Bu sıralamadan sonra ve diğer ürünlerinizi de okutabildikten sonra bir sonraki aşama;
-Lütfen ödeme şeklini seçiniz. (bir pencere açılıyor; Nakit,Kredi kartı v.b çıkıyor. Bir de dudak şekli vardı ama onu anlayamadım.)
Mesela ‘’nakit’’ tuşuna bastınız. Makine:
-Lütfen nakti yerleştiriniz. Şeklinde bir argo kullanıyor. J Nakti görelim misali…

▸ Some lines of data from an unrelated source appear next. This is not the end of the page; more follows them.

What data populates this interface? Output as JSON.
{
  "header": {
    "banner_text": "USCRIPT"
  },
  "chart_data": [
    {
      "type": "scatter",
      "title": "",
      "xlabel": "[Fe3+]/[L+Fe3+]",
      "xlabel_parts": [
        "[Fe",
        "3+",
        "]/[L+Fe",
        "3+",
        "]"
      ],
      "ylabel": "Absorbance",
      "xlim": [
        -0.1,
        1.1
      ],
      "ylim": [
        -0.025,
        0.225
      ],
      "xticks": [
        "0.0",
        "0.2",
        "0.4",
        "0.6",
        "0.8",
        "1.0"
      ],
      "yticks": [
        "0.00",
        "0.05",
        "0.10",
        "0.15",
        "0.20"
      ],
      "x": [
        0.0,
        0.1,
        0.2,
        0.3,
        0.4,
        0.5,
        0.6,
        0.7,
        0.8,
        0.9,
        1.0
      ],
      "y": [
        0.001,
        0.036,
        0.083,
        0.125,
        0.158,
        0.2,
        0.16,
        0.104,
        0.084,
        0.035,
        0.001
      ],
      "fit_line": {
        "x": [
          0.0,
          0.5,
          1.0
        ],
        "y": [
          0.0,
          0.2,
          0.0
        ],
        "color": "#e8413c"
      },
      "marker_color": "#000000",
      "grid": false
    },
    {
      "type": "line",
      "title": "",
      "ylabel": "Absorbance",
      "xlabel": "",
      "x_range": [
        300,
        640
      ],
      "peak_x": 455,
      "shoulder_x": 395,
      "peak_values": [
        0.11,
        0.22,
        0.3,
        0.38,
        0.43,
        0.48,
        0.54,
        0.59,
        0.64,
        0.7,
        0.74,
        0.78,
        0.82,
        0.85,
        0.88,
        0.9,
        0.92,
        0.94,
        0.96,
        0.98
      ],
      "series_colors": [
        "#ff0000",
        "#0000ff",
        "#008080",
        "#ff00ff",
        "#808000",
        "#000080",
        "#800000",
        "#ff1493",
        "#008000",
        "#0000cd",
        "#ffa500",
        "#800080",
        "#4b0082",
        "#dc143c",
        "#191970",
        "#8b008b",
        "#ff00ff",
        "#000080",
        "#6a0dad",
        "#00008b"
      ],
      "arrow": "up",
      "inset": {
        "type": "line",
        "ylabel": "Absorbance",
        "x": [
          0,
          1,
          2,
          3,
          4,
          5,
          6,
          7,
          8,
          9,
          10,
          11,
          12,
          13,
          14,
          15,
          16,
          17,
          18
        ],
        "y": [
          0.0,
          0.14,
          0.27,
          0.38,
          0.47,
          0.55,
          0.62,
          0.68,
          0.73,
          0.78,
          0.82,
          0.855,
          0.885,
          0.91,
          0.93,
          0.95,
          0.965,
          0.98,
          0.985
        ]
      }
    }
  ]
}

Kağıt paranızı göze doğru itiyorsunuz.Makine alıyor geri fırlatıyor.Siz itiyorsunuz parayı çekiyor sonra (paran kadar kadar konuş misali) geri atıyor parayı. On defa karşılıklı para alışverişinden sonra da para üstü geliyor.Örneğin yüz lira vermişsiniz seksen liralık alışverişiniz var.Yirmi lira para üstü ödemesi yapıyor makine…Yirmi tane demir 1 liralık bozuk para.Hani canlı bir kasiyer olsa karşınızda ağlarsınız; ‘’Ya rica etsem bütün olarak verir misiniz? Bunlar bayağı yer kaplıyorda…’’ Yok,makine zaten ister al ister alma modunda…Makine alışverişinizin sonunda;
-‘’Lütfen ürünlerinizi sepetten alınız’’
Uyarısı yapıyor ve işlem tamamlanıyor.Ama bir bakıyorsunuz ki kalabalık diye girmediğiniz kasada kimse kalmamış,kasiyeride ojesini sürüyor.Arkanızdan makine sizi iyi dilekleriyle uğurluyor.
-İyi günler.
Düşünsenize bu makinenin dokunmatik ekranı olmasaydı ve tamamiyle işinizi ses algılama sistemiyle ve sensör’leriyle hallediyor olsaydı.Makinenin karşısına gelen adam hafif iyilerek ekranda tuş arıyor.Makine;
-İyi günler,hoş geldiniz.
Adam hala tuş arıyor.Görevli müdahele etmek zorunda kalıyor.Beyfendi konuşmanız lazım. ‘’Hoşbulduk’’ demezseniz işleminize devam edemezsiniz.